Die Bundesregierung setzt mit dem vorgelegten Gesetzentwurf eine Richtlinie der EU um, mit der die Frist für die Erteilung der Restschuldbefreiung von sechs auf drei Jahre verkürzt wird. Diese Frist soll bereits für Insolvenzverfahren gelten, die ab dem 1. Oktober 2020 beantragt werden.

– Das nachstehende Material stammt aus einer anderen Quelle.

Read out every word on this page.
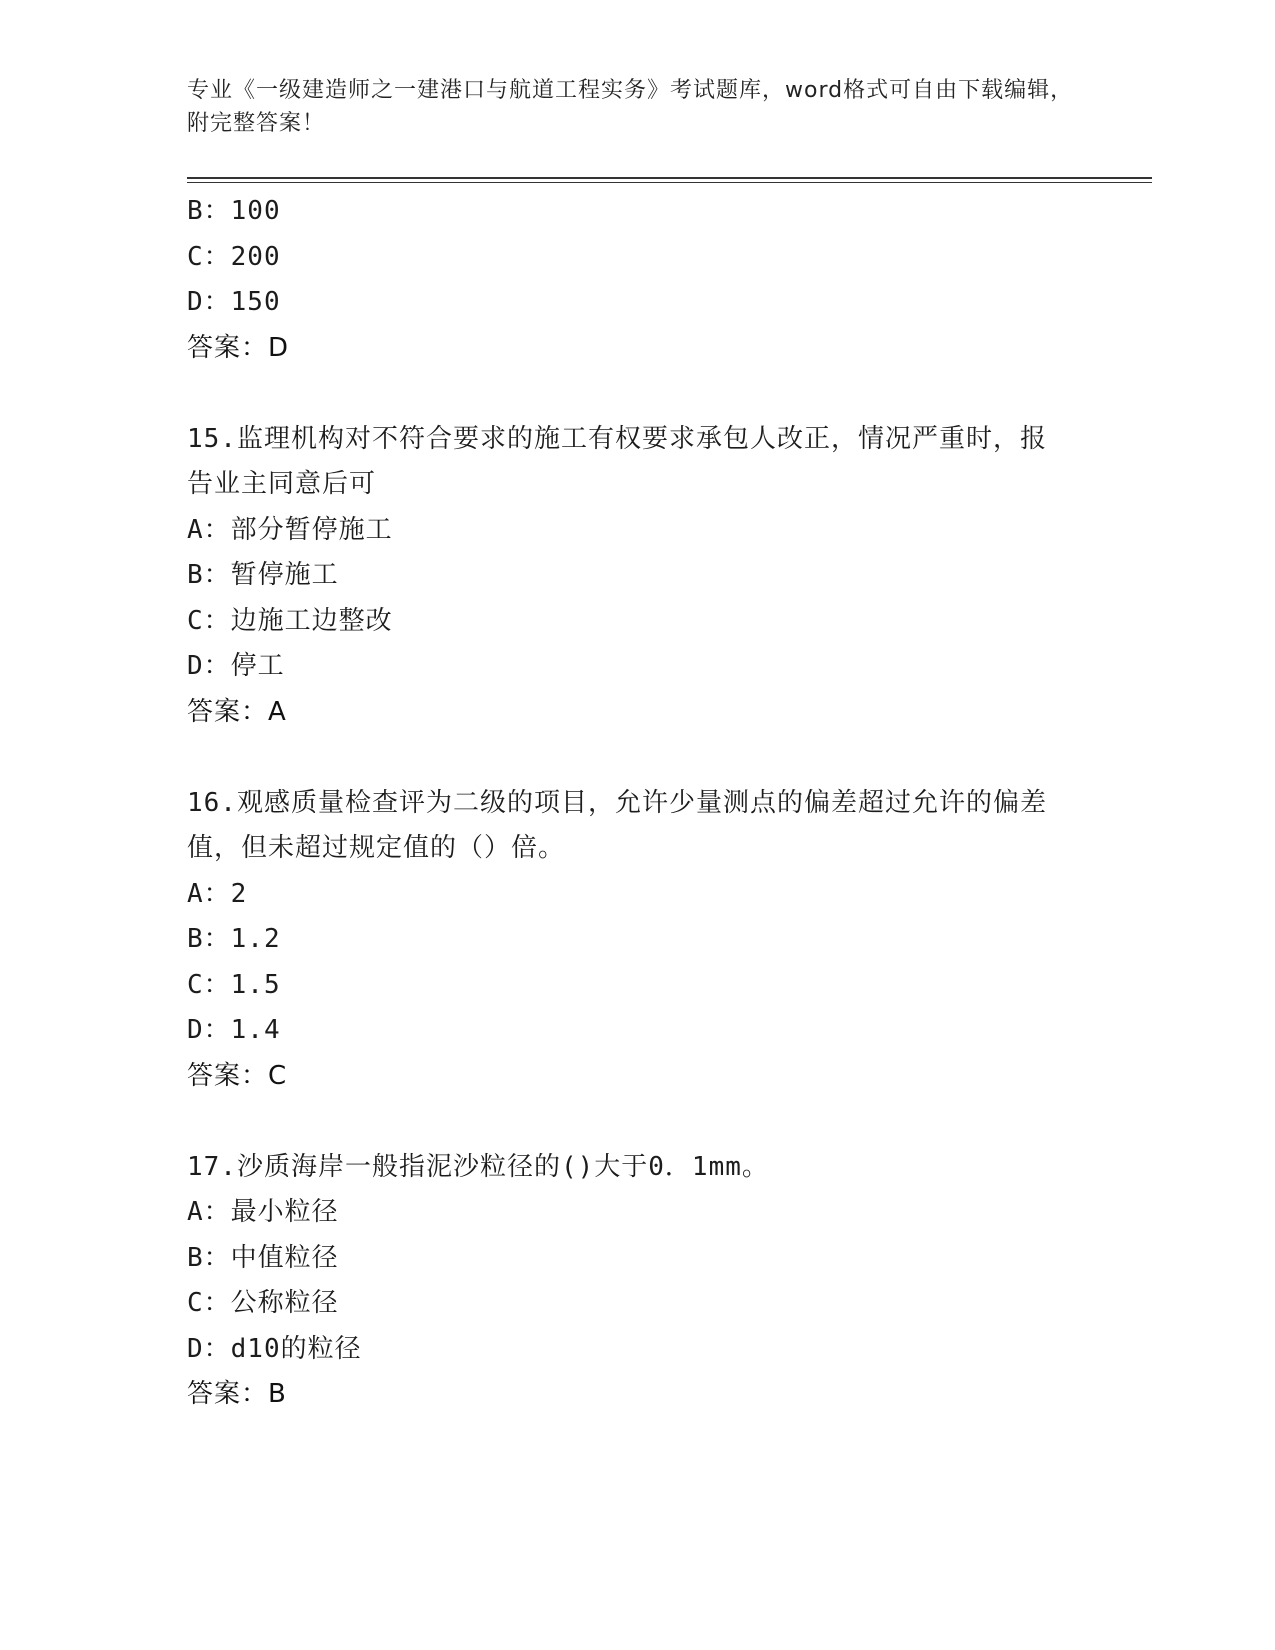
专业《一级建造师之一建港口与航道工程实务》考试题库，word格式可自由下载编辑，附完整答案！
B：100
C：200
D：150
答案：D
15.监理机构对不符合要求的施工有权要求承包人改正，情况严重时，报告业主同意后可
A：部分暂停施工
B：暂停施工
C：边施工边整改
D：停工
答案：A
16.观感质量检查评为二级的项目，允许少量测点的偏差超过允许的偏差值，但未超过规定值的（）倍。
A：2
B：1.2
C：1.5
D：1.4
答案：C
17.沙质海岸一般指泥沙粒径的()大于0．1mm。
A：最小粒径
B：中值粒径
C：公称粒径
D：d10的粒径
答案：B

Damit wollen wir auch diejenigen unterstützen, die durch die Folgen der COVID19-Pandemie in eine finanzielle Notlage geraten sind und das Insolvenzverfahren eröffnen müssen. Für Verbraucherinnen und Verbraucher wird die Verkürzung des Restschuldbefreiungsverfahrens zunächst bis zum 30. Juni 2025 befristet. Eine Entfristung wird die Bundesregierung zu gegebener Zeit prüfen.


Die Verkürzung der regulären Dauer des Restschuldbefreiungsverfahrens soll aber nicht dazu führen, dass im Falle einer zweiten Insolvenz den Schuldnern eine zweite Restschuldbefreiung schneller erteilt wird. Deshalb unterliegt die erneute Erteilung einer Sperrfrist von 11 Jahren und einer fünfjährigen Verfahrensdauer.


Uns ist wichtig, dass der Prozess der Restschuldbefreiung nicht unnötig erschwert geschweige denn in die Länge gezogen wird. Denn Entschuldung ermöglicht einen wirtschaftlichen Neuanfang, der insbesondere in Krisenzeiten elementar zur Ankurbelung der Wirtschaft ist.